DECATUR, Ala. (Aug. 1, 2014) – The Nashville District’s Western Regulatory Field Office relocated this week to a new location in Decatur, Ala. Its staff assists with processing permits pursuant to Section 10 of the Rivers and Harbors Act and Section 404 of the Clean Water Act in the Tennessee River Basin from Nickajack Dam to Kentucky Dam.
David Monroe, Western Regulatory Field Office manager, said the staff is now providing customer service in a new office space within the Danville Road Medical Complex located in Suite “N” at 2424 Danville Road Southwest. The phone number, 256-350-5620, fax number, 256-350-5499, and e-mail contacts remain the same.
Monroe said the office is open from 7:30 a.m. to 4:30 p.m. Monday through Friday and works in the public interest for both the protection and utilization of water resources. The office receives a lot of inquiries, requests for information, and general questions about the regulatory program, and the staff is available to assist customers through the process, he added.
The Western Regulatory Field Office is conveniently located in North Alabama where customers in the Tennessee River watershed can be helped by the knowledgeable and professional staff.
Eric Sinclair, regulatory project manager, said he mostly reviews and processes regulatory permits, but also enjoys going out into the field for site visits and interacting with both commercial and private interests that need assistance. Once a permit is issued, he works to ensure permit actions remain in compliance.
The regulatory staff routinely receives calls about private property issues that the Corps may not have jurisdiction over, so the regulatory specialists will usually try to determine if a proposed activity is in an area that is a jurisdictional “water of the U.S.,” and if the activity requires a permit or other regulatory action.
“A lot of the work that we get of course is from industrial or commercial applicants or other governmental agencies that know the regulatory program and know they need a permit,” Sinclair said. “A lot of calls we get are from engineers or consultants that again are working for businesses that are developing construction sites.”
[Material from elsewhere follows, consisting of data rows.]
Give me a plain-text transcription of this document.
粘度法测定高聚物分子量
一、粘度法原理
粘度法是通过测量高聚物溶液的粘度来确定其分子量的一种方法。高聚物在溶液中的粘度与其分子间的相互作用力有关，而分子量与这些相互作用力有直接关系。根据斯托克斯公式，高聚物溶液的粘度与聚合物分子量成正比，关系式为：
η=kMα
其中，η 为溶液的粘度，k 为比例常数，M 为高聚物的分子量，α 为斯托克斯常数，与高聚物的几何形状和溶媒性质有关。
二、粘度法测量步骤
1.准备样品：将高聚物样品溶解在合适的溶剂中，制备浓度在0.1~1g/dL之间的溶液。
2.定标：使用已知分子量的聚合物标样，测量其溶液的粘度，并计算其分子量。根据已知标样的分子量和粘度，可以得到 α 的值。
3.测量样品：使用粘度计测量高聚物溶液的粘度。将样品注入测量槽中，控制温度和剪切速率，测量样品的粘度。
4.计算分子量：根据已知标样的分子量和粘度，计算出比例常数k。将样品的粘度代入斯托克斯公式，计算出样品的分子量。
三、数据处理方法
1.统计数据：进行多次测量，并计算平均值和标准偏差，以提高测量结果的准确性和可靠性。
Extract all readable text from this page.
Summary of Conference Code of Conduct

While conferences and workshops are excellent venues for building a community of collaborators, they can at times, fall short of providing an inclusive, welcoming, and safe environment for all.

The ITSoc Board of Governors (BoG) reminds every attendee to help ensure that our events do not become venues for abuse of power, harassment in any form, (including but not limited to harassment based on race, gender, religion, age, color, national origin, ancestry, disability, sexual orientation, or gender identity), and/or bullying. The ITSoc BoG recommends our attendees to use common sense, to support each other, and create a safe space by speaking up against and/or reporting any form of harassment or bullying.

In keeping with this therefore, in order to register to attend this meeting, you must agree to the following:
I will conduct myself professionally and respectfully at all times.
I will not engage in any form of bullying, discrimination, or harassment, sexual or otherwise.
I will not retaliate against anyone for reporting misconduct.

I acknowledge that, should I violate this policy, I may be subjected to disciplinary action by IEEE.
The office also processes permit applications from private interests for activities such as boat docks and stream bank stabilization projects, and coordinates with agencies like the Tennessee Valley Authority on permit actions at their projects and the U.S. Fish and Wildlife Service on issues involving endangered species.
Gary Davis, regulatory project manager, said private interests aren’t always familiar with the permit process, so it’s natural that they ask more questions. He added that anytime an activity involves a wetland it’s important that the business or private interest contact the Corps of Engineers before disturbing the area to seek a permit and avoid possible enforcement actions.
Davis processes a lot of permit applications and said he often works to find solutions that are good for both the applicant and the environment, and he tries to be respectful and spend as much time that is necessary to explain requirements to customers.
“I just pretty much walk everybody through the application process,” Davis said.
Marla Marshall, the office’s administrative assistant, focuses on the office’s business functions, but also supports regulatory processes and answers a lot of the phone calls. Helping customers with their needs is great, she said, because it involves helping the environment.
“I like the fact that it is Earth related,” Marshall said about her job. “Being an outdoors person I enjoy that aspect of it. This office has done a wonderful job of taking care of North Alabama as far as the wetlands and then anything else that is going into the Tennessee River.”
Marshall said she does her best to help the public and, at the same time, the water. She said she tries to point people in the right direction when the Corps is not the agency that they need to contact.
“For the most part everyone is so grateful to be given some direction to go in, if we’re not the ones who can help them,” she said.
For more regulatory resources, go to http://www.lrn.usace.army.mil/Missions/Regulatory.aspx.
Directions to Western Regulatory Field Office from Interstate 65: Take U.S. 72 Alternate/Alabama 20 to Wilson Street for 4.7 miles. Turn right on Wilson Street and proceed 3.4 miles to Beltline Road (Alabama 67). Turn left and take Beltline Road for 3.5 miles and then turn left onto Danville Road. The office is located about a half mile on the left. Danville Park Shell gas station is on the right and the office building is in the back of the complex on the left.